As I worked in therapy with my treatment center therapist about this experience, we clearly identified an identity that I best call Captain Nemo who secures the boundaries around the memory of this experience. Captain Nemo, of course, is the maligned and melancholic isolationist mastermind from the Jules Verne classic, 20,000 Leagues Under the Sea. I was very impressed with the movie when I watched it as a child. But in my own internal version, Captain also raises exquisite and hard-to-grow orchids! As my daughter says, he even has a pastime!
Captain Nemo is very much present at this moment and comes as close as he possibly can to forbidding me to approach this memory. I am not going to become entangled with him, nor do I wish to tangle with him, over this fact. He is there to do a job and I will continue to let him. He is my gate keeper. He, whoever he is, keeps me safe. I appreciate that. He is extremely competent at what he does, and I respect that. He keeps me from being overwhelmed.
I will also, however, tell you the simple facts about this traumatic abuse event. I had changed my baby brother’s stinky cloth diaper, and because it smelled so badly I ran it out of the house as quickly as I could before I went back inside to dress him. I set the diaper down on the water can pallet near the corner of the house, meaning to return to it as soon as I could to rinse it out. I forgot it.
Some hours later my mother went outside to the outhouse. She had passed by the diaper on her way out because it was invisible coming down the steps. But she saw it instantly when she came back, and literally – all hell broke lose.
What I remember is her out-of-control brutal beating and screaming. I am not going close enough to be able to tell you what she was saying, but I will tell me that she shoved me so far out of balance that I fell to the ground near the huge puddle she was forcing me toward. At the moment I hit the ground she began kicking me, hard, and eventually by dragging me by my hair and arms, kicking me all the while, she got me into the puddle — and she would not let me either stand up or get out.

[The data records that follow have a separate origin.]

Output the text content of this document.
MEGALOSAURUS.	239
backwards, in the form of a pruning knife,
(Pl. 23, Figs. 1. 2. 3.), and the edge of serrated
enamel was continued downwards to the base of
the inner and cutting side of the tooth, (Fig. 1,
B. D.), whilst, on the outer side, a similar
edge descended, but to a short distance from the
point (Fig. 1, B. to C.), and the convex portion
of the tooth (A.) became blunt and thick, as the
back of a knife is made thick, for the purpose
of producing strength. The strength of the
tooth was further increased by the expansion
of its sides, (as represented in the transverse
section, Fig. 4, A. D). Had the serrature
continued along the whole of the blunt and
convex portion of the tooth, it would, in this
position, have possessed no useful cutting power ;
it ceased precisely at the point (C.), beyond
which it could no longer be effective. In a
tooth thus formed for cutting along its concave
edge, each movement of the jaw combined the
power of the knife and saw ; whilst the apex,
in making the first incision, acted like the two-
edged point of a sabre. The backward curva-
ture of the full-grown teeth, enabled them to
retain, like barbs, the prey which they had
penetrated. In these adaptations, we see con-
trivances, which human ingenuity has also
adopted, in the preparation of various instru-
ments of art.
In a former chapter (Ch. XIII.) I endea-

She had followed me out into the water, forcing me to remain on my hands and knees so that the pebbles on the bottom of the puddle scraped me and burrowed themselves into my skin. She wanted me to crawl around in the puddle and say over and over and over again, “I am a pig! I am a pig! I am a pig!” And I would not do it. The more I resisted the more violent and brutal she became.
That’s it! That’s all I am going to write about this. I’m done now! I refuse to remain here any longer, and will not allow these tears to form in my eyes. This, dear readers, is the gist of this!